Se retrouvant orphelins avec son frère François, 10 ans et sa sœur Patricia, 6 ans, Eddie, 16 ans avec l’aide de ses deux frères aînés, décide de revenir habiter la maison de leur père qu’il avait obtenu de la fondation de l’Abbé Pierre. L’un des frères aînés, avec sa compagne, est venu habiter avec les deux garçons qui vont à l’école et Patricia est pris en charge par l’autre frère marié vivant à proximité.
Les deux grands s’entendent donc pour veiller sur les trois enfants. Ils prévoient d’aller devant notaire pour leur laisser l’attribution de la maison qu’ils occupent, désormais en indivision. Quant à la subvention de parrainage que nous leur accordons, ils la mettent de côté pour leur avenir.

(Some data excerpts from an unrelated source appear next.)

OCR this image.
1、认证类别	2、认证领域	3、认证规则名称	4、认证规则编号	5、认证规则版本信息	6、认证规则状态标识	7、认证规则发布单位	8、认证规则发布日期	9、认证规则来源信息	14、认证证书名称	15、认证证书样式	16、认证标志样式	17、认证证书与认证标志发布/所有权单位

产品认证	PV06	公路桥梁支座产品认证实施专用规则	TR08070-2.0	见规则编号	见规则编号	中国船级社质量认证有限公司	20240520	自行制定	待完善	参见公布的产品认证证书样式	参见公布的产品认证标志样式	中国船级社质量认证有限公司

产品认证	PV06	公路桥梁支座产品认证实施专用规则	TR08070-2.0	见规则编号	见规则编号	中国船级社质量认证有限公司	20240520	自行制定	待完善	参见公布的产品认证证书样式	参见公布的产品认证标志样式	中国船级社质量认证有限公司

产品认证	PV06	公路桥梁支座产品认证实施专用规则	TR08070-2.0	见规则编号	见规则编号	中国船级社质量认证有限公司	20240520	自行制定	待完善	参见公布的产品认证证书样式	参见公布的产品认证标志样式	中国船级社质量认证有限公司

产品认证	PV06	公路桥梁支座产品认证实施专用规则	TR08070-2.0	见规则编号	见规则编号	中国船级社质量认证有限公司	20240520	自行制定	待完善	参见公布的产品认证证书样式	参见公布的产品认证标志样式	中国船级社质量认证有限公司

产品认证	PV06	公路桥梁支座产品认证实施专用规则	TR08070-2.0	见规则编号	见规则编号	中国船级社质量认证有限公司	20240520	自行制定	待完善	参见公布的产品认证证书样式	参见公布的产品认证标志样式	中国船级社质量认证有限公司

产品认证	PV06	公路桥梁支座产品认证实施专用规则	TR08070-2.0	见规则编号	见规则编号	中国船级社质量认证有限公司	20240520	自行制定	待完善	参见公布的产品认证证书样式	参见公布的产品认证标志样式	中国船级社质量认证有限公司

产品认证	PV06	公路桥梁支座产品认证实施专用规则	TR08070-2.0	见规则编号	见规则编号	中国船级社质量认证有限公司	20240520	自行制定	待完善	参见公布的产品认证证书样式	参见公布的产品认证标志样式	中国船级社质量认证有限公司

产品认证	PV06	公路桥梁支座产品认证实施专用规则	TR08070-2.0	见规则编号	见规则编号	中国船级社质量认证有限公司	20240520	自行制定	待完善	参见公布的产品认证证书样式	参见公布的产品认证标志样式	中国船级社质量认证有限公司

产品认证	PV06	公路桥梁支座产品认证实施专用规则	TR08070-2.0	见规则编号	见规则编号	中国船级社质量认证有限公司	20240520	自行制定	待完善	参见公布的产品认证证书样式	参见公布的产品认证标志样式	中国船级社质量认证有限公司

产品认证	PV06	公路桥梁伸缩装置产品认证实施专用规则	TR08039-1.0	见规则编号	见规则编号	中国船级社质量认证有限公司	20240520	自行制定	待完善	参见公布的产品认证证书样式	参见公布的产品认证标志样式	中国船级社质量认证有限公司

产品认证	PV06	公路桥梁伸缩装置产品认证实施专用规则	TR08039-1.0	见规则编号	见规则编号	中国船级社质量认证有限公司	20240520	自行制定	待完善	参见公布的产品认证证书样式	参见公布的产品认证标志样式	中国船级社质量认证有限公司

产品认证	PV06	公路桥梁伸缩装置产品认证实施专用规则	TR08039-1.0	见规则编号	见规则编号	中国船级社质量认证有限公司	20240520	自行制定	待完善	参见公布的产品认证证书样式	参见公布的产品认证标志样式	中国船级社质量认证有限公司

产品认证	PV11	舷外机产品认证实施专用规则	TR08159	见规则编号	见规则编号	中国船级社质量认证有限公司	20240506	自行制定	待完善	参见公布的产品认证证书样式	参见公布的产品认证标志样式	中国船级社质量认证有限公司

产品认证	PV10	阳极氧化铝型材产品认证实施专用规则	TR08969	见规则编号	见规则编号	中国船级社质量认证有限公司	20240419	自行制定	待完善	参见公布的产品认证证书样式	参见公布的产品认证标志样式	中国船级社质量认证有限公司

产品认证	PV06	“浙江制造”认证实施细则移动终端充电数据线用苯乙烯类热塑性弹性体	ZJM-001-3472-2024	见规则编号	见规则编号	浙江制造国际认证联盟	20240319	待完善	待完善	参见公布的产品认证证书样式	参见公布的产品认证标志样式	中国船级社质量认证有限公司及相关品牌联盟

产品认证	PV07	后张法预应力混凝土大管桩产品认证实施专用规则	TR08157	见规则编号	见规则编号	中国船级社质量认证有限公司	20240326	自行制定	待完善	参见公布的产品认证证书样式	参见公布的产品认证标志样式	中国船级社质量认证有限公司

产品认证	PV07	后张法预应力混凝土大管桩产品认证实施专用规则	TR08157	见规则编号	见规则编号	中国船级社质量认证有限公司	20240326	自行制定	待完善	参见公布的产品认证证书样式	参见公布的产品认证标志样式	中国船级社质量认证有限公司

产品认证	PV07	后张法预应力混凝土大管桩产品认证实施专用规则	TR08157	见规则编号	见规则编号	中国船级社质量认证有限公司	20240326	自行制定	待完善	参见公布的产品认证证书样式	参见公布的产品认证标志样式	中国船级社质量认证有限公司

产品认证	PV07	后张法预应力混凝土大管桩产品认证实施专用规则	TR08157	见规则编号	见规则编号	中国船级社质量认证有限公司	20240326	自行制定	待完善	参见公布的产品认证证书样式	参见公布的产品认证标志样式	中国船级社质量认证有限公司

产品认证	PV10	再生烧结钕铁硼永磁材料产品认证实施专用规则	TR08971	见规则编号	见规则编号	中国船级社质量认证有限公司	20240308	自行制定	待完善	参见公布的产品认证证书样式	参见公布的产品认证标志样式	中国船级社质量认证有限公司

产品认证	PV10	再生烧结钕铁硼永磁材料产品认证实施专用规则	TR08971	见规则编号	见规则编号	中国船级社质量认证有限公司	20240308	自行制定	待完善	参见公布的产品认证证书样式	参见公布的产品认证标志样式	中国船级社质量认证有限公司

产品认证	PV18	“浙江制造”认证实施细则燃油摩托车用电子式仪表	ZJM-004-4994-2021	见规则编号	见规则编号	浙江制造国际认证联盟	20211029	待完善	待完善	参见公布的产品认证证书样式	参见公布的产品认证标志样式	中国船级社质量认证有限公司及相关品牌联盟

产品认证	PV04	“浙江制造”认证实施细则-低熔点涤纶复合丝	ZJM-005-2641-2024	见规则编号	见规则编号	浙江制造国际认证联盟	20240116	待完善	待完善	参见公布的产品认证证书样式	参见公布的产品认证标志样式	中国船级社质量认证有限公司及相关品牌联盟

Eddie va désormais en école technique alors que François et Patricia fréquentent l’école à proximité.
Cette fin d'année scolaire 2012, Eugénie nous apprend que les trois enfants passent en classe supérieure. Tout le monde est content.
Août 2012. Eugénie rencontre Eddie qui est amaigri, sale et mal vêtu contrairement à l'habitude. Il semble avoir un problème, nous attendons qu'il en parle.

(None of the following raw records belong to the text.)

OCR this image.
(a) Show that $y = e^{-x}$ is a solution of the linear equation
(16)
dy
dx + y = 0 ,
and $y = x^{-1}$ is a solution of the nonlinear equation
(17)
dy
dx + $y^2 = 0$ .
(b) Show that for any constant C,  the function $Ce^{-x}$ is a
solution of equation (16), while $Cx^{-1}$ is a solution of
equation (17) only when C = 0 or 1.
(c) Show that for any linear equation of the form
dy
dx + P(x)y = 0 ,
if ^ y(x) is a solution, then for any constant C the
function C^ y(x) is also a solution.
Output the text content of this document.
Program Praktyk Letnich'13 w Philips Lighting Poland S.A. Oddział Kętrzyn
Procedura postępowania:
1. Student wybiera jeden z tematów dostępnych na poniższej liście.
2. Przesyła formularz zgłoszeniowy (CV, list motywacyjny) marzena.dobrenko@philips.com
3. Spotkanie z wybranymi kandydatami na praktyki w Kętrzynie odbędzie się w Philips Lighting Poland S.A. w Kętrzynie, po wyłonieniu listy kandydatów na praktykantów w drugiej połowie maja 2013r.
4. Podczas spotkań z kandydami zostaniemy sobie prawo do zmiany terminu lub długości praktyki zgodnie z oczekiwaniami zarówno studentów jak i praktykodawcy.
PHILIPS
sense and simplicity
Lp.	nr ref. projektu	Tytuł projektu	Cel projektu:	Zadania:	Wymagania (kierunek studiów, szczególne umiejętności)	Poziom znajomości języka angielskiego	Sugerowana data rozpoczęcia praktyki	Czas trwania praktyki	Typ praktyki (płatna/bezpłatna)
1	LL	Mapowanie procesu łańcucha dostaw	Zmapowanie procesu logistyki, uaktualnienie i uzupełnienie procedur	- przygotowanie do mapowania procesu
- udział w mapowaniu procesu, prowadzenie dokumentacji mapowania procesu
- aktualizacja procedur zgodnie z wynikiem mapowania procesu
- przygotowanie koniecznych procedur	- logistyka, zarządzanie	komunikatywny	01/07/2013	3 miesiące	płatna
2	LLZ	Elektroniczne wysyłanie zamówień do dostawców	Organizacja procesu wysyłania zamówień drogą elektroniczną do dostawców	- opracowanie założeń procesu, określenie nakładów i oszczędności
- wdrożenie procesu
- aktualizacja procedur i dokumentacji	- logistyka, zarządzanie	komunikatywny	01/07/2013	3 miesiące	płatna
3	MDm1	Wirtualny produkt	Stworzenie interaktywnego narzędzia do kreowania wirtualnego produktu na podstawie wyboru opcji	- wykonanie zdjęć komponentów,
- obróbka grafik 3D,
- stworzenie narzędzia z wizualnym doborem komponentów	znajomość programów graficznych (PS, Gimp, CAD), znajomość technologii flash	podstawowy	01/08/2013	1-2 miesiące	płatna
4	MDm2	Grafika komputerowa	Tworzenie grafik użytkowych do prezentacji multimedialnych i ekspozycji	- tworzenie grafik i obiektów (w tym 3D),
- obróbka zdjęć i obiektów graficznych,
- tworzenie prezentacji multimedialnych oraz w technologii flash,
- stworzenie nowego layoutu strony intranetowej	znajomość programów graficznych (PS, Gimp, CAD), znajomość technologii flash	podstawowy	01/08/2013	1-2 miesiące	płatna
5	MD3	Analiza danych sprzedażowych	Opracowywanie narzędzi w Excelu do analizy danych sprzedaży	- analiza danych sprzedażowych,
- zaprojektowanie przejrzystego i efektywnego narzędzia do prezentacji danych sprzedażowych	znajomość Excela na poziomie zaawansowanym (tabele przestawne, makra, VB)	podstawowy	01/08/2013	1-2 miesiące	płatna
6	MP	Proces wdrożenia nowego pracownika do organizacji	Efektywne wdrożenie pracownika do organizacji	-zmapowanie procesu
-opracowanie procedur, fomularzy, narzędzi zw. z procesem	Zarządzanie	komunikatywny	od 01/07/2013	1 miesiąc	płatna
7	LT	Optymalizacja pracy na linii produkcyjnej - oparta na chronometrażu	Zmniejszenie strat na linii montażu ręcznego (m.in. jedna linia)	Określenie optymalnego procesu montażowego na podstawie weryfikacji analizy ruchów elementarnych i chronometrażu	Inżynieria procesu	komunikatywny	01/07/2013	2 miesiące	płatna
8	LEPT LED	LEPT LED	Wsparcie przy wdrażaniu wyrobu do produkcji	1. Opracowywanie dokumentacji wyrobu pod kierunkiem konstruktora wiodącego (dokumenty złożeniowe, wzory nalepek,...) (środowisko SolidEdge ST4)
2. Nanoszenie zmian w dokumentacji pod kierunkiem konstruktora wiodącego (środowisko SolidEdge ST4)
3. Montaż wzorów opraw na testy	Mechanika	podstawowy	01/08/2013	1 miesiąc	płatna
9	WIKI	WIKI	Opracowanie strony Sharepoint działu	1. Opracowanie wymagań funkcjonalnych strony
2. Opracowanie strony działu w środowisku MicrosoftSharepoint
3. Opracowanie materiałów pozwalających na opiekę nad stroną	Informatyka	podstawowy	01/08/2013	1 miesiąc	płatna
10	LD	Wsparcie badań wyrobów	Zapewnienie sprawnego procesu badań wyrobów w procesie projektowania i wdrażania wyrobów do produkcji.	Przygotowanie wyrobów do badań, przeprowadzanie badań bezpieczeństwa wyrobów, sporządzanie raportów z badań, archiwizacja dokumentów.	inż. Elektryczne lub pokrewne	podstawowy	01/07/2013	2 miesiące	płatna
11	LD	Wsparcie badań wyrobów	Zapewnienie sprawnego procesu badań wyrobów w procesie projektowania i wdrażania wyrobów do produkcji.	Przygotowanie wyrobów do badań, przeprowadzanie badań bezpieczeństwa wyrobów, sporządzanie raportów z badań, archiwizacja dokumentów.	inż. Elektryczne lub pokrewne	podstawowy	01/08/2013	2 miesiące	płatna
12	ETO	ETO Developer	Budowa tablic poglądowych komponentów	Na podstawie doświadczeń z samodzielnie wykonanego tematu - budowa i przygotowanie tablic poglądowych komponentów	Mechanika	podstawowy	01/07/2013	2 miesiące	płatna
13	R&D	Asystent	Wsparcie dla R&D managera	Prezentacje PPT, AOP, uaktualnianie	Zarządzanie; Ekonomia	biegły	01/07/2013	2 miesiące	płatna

Octobre 2012. Nous retrouvons Eddie moins ouvert et moins épanoui qu'auparavant. Il dit ne pas avoir de problème d'argent mais voudrait entrer dans la vie active et ne plus aller à l'école. Il souhaiterait une formation dans l'hotellerie pourtant il ne se présente pas au rendez-vous qu'Eugénie a pris pour lui.

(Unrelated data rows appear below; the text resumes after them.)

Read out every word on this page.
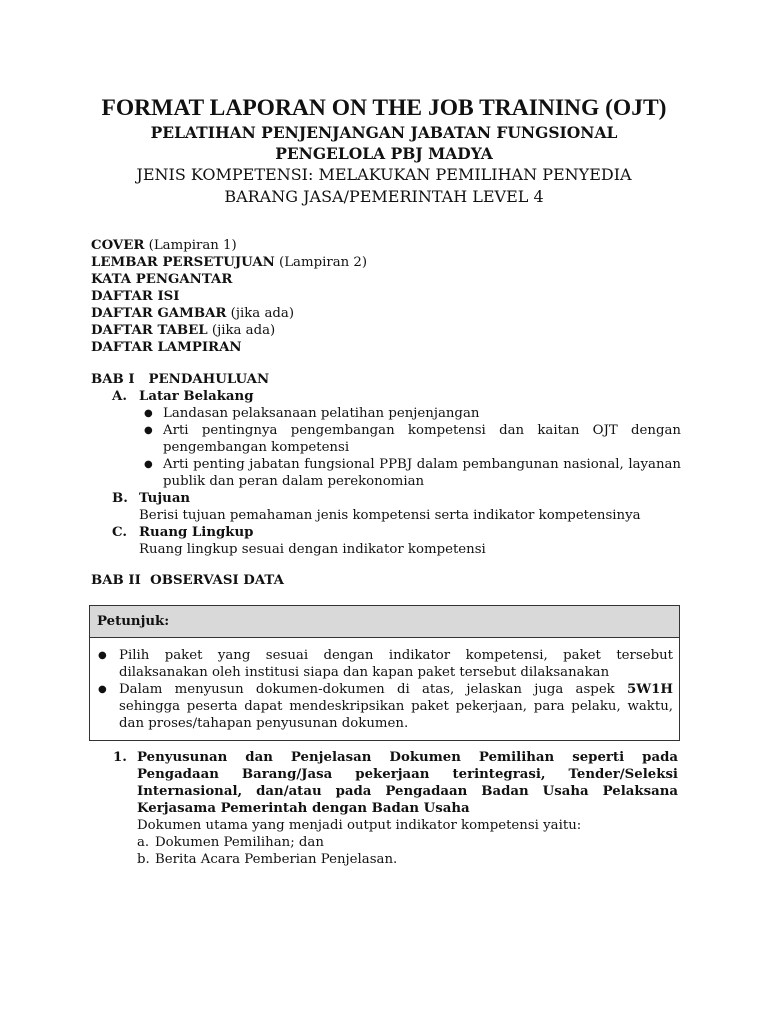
FORMAT LAPORAN ON THE JOB TRAINING (OJT)
PELATIHAN PENJENJANGAN JABATAN FUNGSIONAL
PENGELOLA PBJ MADYA
JENIS KOMPETENSI: MELAKUKAN PEMILIHAN PENYEDIA
BARANG JASA/PEMERINTAH LEVEL 4
COVER (Lampiran 1)
LEMBAR PERSETUJUAN (Lampiran 2)
KATA PENGANTAR
DAFTAR ISI
DAFTAR GAMBAR (jika ada)
DAFTAR TABEL (jika ada)
DAFTAR LAMPIRAN
BAB I   PENDAHULUAN
A. Latar Belakang
● Landasan pelaksanaan pelatihan penjenjangan
● Arti pentingnya pengembangan kompetensi dan kaitan OJT dengan pengembangan kompetensi
● Arti penting jabatan fungsional PPBJ dalam pembangunan nasional, layanan publik dan peran dalam perekonomian
B. Tujuan
Berisi tujuan pemahaman jenis kompetensi serta indikator kompetensinya
C. Ruang Lingkup
Ruang lingkup sesuai dengan indikator kompetensi
BAB II  OBSERVASI DATA
Petunjuk:
● Pilih paket yang sesuai dengan indikator kompetensi, paket tersebut dilaksanakan oleh institusi siapa dan kapan paket tersebut dilaksanakan
● Dalam menyusun dokumen-dokumen di atas, jelaskan juga aspek 5W1H sehingga peserta dapat mendeskripsikan paket pekerjaan, para pelaku, waktu, dan proses/tahapan penyusunan dokumen.
1. Penyusunan dan Penjelasan Dokumen Pemilihan seperti pada Pengadaan Barang/Jasa pekerjaan terintegrasi, Tender/Seleksi Internasional, dan/atau pada Pengadaan Badan Usaha Pelaksana Kerjasama Pemerintah dengan Badan Usaha
Dokumen utama yang menjadi output indikator kompetensi yaitu:
a. Dokumen Pemilihan; dan
b. Berita Acara Pemberian Penjelasan.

Le 10 novembre, Eddie est venu seul au rendez-vous d'Ambohijatovo. Il a été heureux de participer à l'enregistrement de la radio. J'ai beaucoup insisté pour qu'ils reprennent ses études.
La semaine suivante, Il est présent au bilan de santé avec son jeune frère et sa jeune soeur auxquels il est très attentif. Il est détendu et parait heureux, volontaire à nous rendre service. Le mardi 20, quand il vient nous annoncer la mort de sa belle-mère Viviane, il est désemparé et ne sait que faire. Eugénie le soutient moralement sans avoir de réponse, Viviane n'avait pas de carte d'identité et nous ne connaissions pas sa famille.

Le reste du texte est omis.